Armenia’s civil aviation regulator has been placed under increased monitoring by European safety authorities as part of a revision of the European Commission airline blacklist.
Scrutiny of the Armenian regulation is being stepped up after the country’s Civil Aviation Committee failed to convince European air safety specialists that it was providing sufficient oversight to carriers.
The European Union Aviation Safety Agency discovered shortfalls in oversight when it carried out a visit to carriers Taron Avia and Atlantis European Airways in July this year, as part of a third-country authorisation process.
Taron Avia’s certificate was suspended as a result of the EASA findings and the carrier subsequently chose to cease operations.

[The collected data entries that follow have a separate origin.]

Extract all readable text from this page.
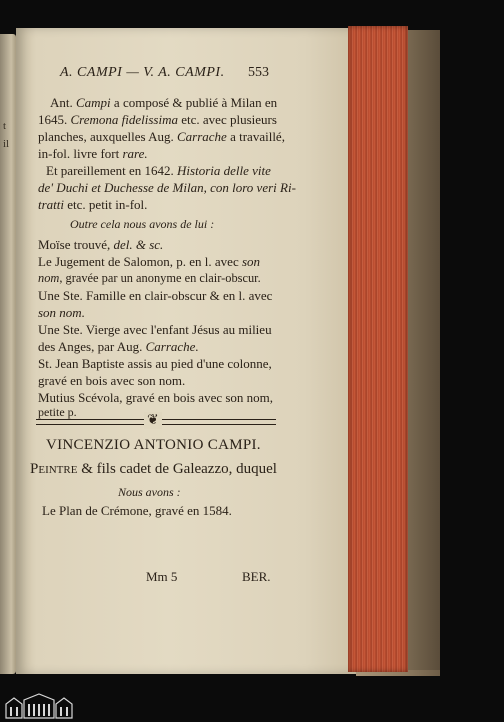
t
il
A. CAMPI — V. A. CAMPI. 553
Ant. Campi a composé & publié à Milan en
1645. Cremona fidelissima etc. avec plusieurs
planches, auxquelles Aug. Carrache a travaillé,
in-fol. livre fort rare.
Et pareillement en 1642. Historia delle vite
de' Duchi et Duchesse de Milan, con loro veri Ri-
tratti etc. petit in-fol.
Outre cela nous avons de lui :
Moïse trouvé, del. & sc.
Le Jugement de Salomon, p. en l. avec son
nom, gravée par un anonyme en clair-obscur.
Une Ste. Famille en clair-obscur & en l. avec
son nom.
Une Ste. Vierge avec l'enfant Jésus au milieu
des Anges, par Aug. Carrache.
St. Jean Baptiste assis au pied d'une colonne,
gravé en bois avec son nom.
Mutius Scévola, gravé en bois avec son nom,
petite p.
❦
VINCENZIO ANTONIO CAMPI.
Peintre & fils cadet de Galeazzo, duquel
Nous avons :
Le Plan de Crémone, gravé en 1584.
Mm 5	BER.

The European Commission has increased its surveillance of the Civil Aviation Committee in its latest blacklist revision, although it stopped short of formally banning any Armenian airlines, a report on FlightGlobal says.
It states that EASA concluded, after its visit, that the committee had “not systematically followed the established certification process” when updating specifications for Taron Avia and Atlantis European.
“[The committee] could not provide assurances that it was systematically assessing the safety management systems, the continuing airworthiness systems, and the maintenance organisations of the air carriers that it had certified,” it adds.
“Furthermore [the committee] was lacking capacity to identify significant non-compliances with international safety standards by the air carriers.”
It adds that the Civil Aviation Committee was informed that it should only undertake to issue air operator’s certificates, and include aircraft on the Armenian registry, “if and when it has a full capability to oversee them”.